An important view in our application is a big table of entities. For the purposes of this question I'll use an analogy for our entities - so let's say it's vehicles. There's half a dozen different kinds of vehicles, and they share a lot of fields, like the brand and whether it is currently available. However, there's also vehicle type-specific fields - that's what makes them different of course. An example is the mileage, which makes sense for cars but not for bikes.
There is a generalised vehicle view model that contains the most important fields that they all have in common. That way you can put them all in one list, ordered in some manner, and have the most important data clearly displayed. Clicking on one of them takes you to a different view, specific per kind of vehicle, where you can see everything and interact with the vehicle in various ways.
However, there are also overview pages for specific kinds of vehicles. Those are also tables, with the exact same layout and ordering logic and whatnot - but they may have one or two extra fields displayed in their own columns. A bicycle overview will include the size, to help people find their vehicle quickly.

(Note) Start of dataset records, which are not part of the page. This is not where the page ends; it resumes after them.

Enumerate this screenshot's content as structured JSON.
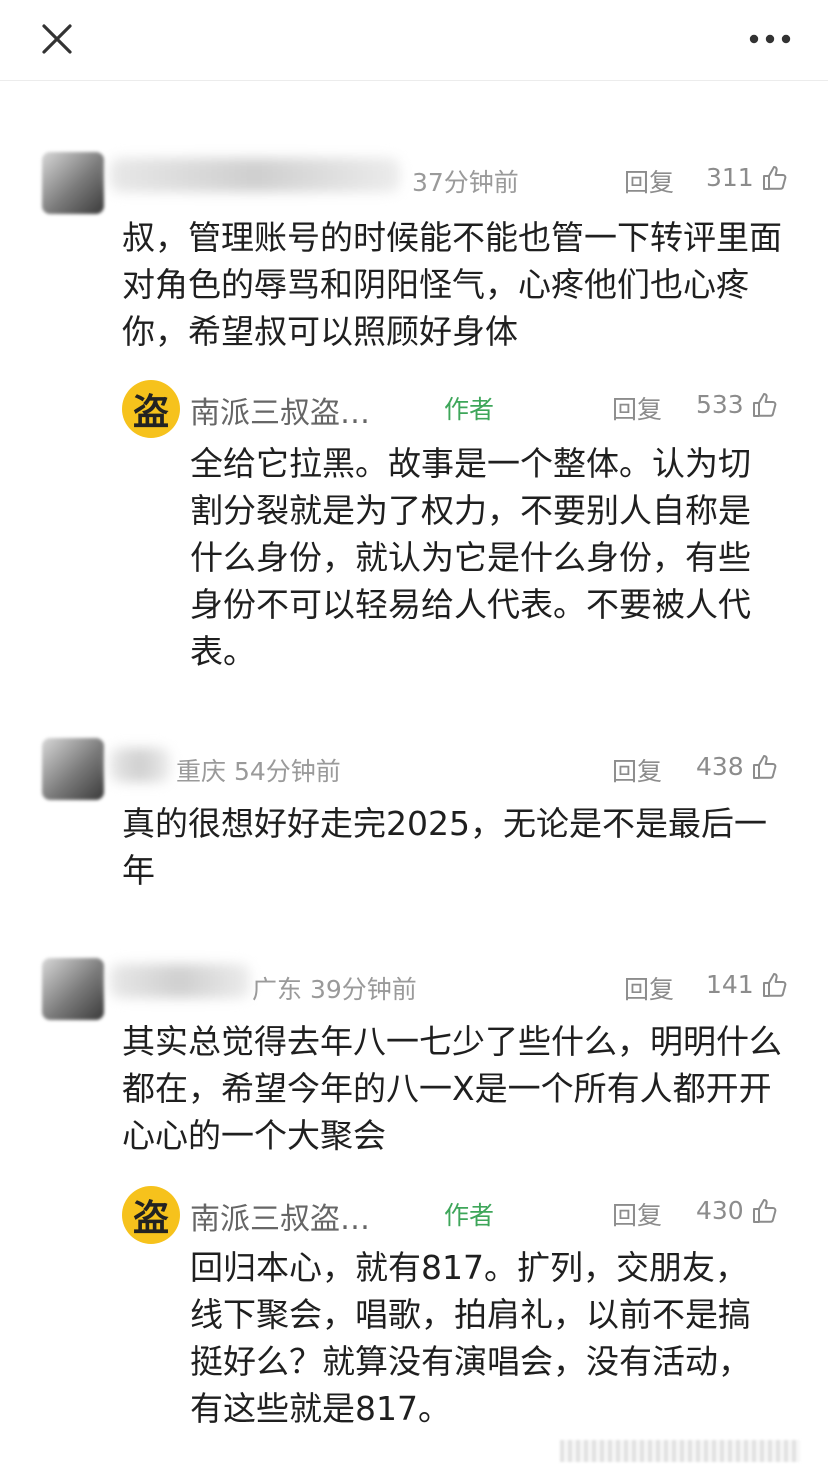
{
  "header": {
    "close_icon": "close-icon",
    "more_icon": "more-icon"
  },
  "comments": [
    {
      "meta": "37分钟前",
      "reply": "回复",
      "likes": "311",
      "text": "叔，管理账号的时候能不能也管一下转评里面对角色的辱骂和阴阳怪气，心疼他们也心疼你，希望叔可以照顾好身体",
      "author_reply": {
        "name": "南派三叔盗…",
        "tag": "作者",
        "reply": "回复",
        "likes": "533",
        "avatar_char": "盗",
        "text": "全给它拉黑。故事是一个整体。认为切割分裂就是为了权力，不要别人自称是什么身份，就认为它是什么身份，有些身份不可以轻易给人代表。不要被人代表。"
      }
    },
    {
      "meta": "重庆 54分钟前",
      "reply": "回复",
      "likes": "438",
      "text": "真的很想好好走完2025，无论是不是最后一年"
    },
    {
      "meta": "广东 39分钟前",
      "reply": "回复",
      "likes": "141",
      "text": "其实总觉得去年八一七少了些什么，明明什么都在，希望今年的八一X是一个所有人都开开心心的一个大聚会",
      "author_reply": {
        "name": "南派三叔盗…",
        "tag": "作者",
        "reply": "回复",
        "likes": "430",
        "avatar_char": "盗",
        "text": "回归本心，就有817。扩列，交朋友，线下聚会，唱歌，拍肩礼，以前不是搞挺好么？就算没有演唱会，没有活动，有这些就是817。"
      }
    }
  ],
  "colors": {
    "author_tag": "#3ea65a",
    "meta": "#9a9a9a",
    "avatar_bg": "#f6c21c"
  }
}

Here's the thing. You can only have one view model per view. Keeping a single overview table (as a partial to be used by the different web pages) means using the same view model for every kind of vehicle - which means that you will have most fields in that view model be empty at any given time. You would have a class called VehicleViewModel that contains the generic fields like Brand, IsAvailable, but also the specific fields like Mileage, Size - which would usually be null. Then one attribute to designate the specific type of vehicle, and have the same view look at that type to determine which fields to try displaying.
I think that such a solution is "dirty". It is folding polymorphic tree of classes into one bucket and making a class have properties that do not exist depending on the kind of class it really is.
One alternative is making multiple view models and views, and thus copy-pasting html. We are using partials so the redundancy is minimal, but still significant.
Finally, here's my proposed solution. It is simplified but I would appreciate any feedback to make it a more viable candidate:
public abstract class VehicleFieldsToDisplayViewModel
{
public abstract string RenderTableHeader();
public abstract string RenderTableRow();
protected Dictionary<string, object> FieldsToDisplay;
}
public class CarFieldsToDisplayViewModel : VehicleFieldsToDisplayViewModel
{
public override string RenderTableHeader() => "<tr>" +
$" <th style=\"position: relative; width: 40%;\">{FieldsToDisplay["name"]}</th>" +
$" <th style=\"position: relative; width: 20%;\">{FieldsToDisplay["brand"]}</th>" +
$" <th style=\"position: relative; width: 20%;\">{FieldsToDisplay["mileage"]}</th>" +
$" <th style=\"position: relative; width: 20%;\">{FieldsToDisplay["isAvailable"]}</th>" +
"</tr>";
public override string RenderTableRow() => "<tr>" +
$" <td>{FieldsToDisplay["name"]}</td>" +
$" <td>{FieldsToDisplay["brand"]}</td>" +
$" <td>{FieldsToDisplay["mileage"]}</td>" +
$" <td>{FieldsToDisplay["isAvailable"]}</td>" +
"</tr>";
public CarFieldsToDisplayViewModel(string name, string brand, int mileage, bool isAvailable)
{
FieldsToDisplay = new Dictionary<string, object>();
FieldsToDisplay.Add("name", name);
FieldsToDisplay.Add("brand", brand);
FieldsToDisplay.Add("mileage", mileage);
FieldsToDisplay.Add("isAvailable", isAvailable);
}
}
The view can use VehicleFieldsToDisplayViewModel by just using the rendering methods, so you can put the relevant layout in a single view. There is some html in the view model implementations, but that redundancy can be reduced by having helper methods in the abstract class like string DisplayAsWideHeaderCell(string value)
or string DisplayBoolWithFancyTick(string boolAsString)
.
So in summary:
Option 1: every field in the same view model.
- Pros: less immediate work, can keep the same view.
- Cons: a single model is used for very different things, some fields will be null depending on its 'actual' type. The view itself will get increasingly complex as more types of entities are added, and thus more checks will be needed to figure out what to display.
Option 2: different views and view models for different kinds of vehicles.
- Pros: each entity has its own model, making it clear what it represents.
- Cons: there will be many views that differ only slightly, resulting in lots of code and script being copied making maintainability harder.
Option 3: abstract view model with different implementations that have render methods for the table headers and rows.
- Pros: each entity has its own view model, which decides for itself what should be displayed. A single view can be used.
- Cons: having html/css in the view model makes maintainability harder when its layout needs to be changed. That can be alleviated by gathering all the html in helper methods in the superclass, which increases complexity slightly.
What's the better solution? What else should I take into account to come to a decision?